Raskolnikov could not help laughing. But at the very moment, he was struck by the strangeness of his own frankness, and the eagerness with which he had made this explanation, though he had kept up all the preceding conversation with gloomy repulsion, obviously with a motive, from necessity.

"I am getting a relish for certain aspects!" he thought to himself. But almost at the same instant he became suddenly uneasy, as though an unexpected and alarming idea had occurred to him. His uneasiness kept on increasing. They had just reached the entrance to Bakaleyev's.

"Go in alone!" said Raskolnikov suddenly. "I will be back directly."

"Where are you going? Why, we are just here."

"I can't help it . . . . I will come in half an hour. Tell them."

"Say what you like, I will come with you."

"You, too, want to torture me!" he screamed, with such bitter irritation, such despair in his eyes that Razumihin's hands dropped. He stood for some time on the steps, looking gloomily at Raskolnikov striding rapidly away in the direction of his lodging. At last, gritting his teeth and clenching his fist, he swore he would squeeze Porfiry like a lemon that very day, and went up the stairs to reassure Pulcheria Alexandrovna, who was by now alarmed at their long absence.

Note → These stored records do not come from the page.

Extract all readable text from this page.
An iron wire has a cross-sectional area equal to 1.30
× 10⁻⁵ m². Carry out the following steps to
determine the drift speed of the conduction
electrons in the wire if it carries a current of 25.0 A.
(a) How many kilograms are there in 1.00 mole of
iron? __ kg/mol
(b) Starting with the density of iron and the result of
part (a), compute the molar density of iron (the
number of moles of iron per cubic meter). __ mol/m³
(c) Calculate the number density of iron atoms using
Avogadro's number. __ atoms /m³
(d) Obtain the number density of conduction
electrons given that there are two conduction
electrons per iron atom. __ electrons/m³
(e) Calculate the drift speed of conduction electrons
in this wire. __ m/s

When Raskolnikov got home, his hair was soaked with sweat and he was breathing heavily. He went rapidly up the stairs, walked into his unlocked room and at once fastened the latch. Then in senseless terror he rushed to the corner, to that hole under the paper where he had put the things; put his hand in, and for some minutes felt carefully in the hole, in every crack and fold of the paper. Finding nothing, he got up and drew a deep breath. As he was reaching the steps of Bakaleyev's, he suddenly fancied that something, a chain, a stud or even a bit of paper in which they had been wrapped with the old woman's handwriting on it, might somehow have slipped out and been lost in some crack, and then might suddenly turn up as unexpected, conclusive evidence against him.

He stood as though lost in thought, and a strange, humiliated, half senseless smile strayed on his lips. He took his cap at last and went quietly out of the room. His ideas were all tangled. He went dreamily through the gateway.

"Here he is himself," shouted a loud voice.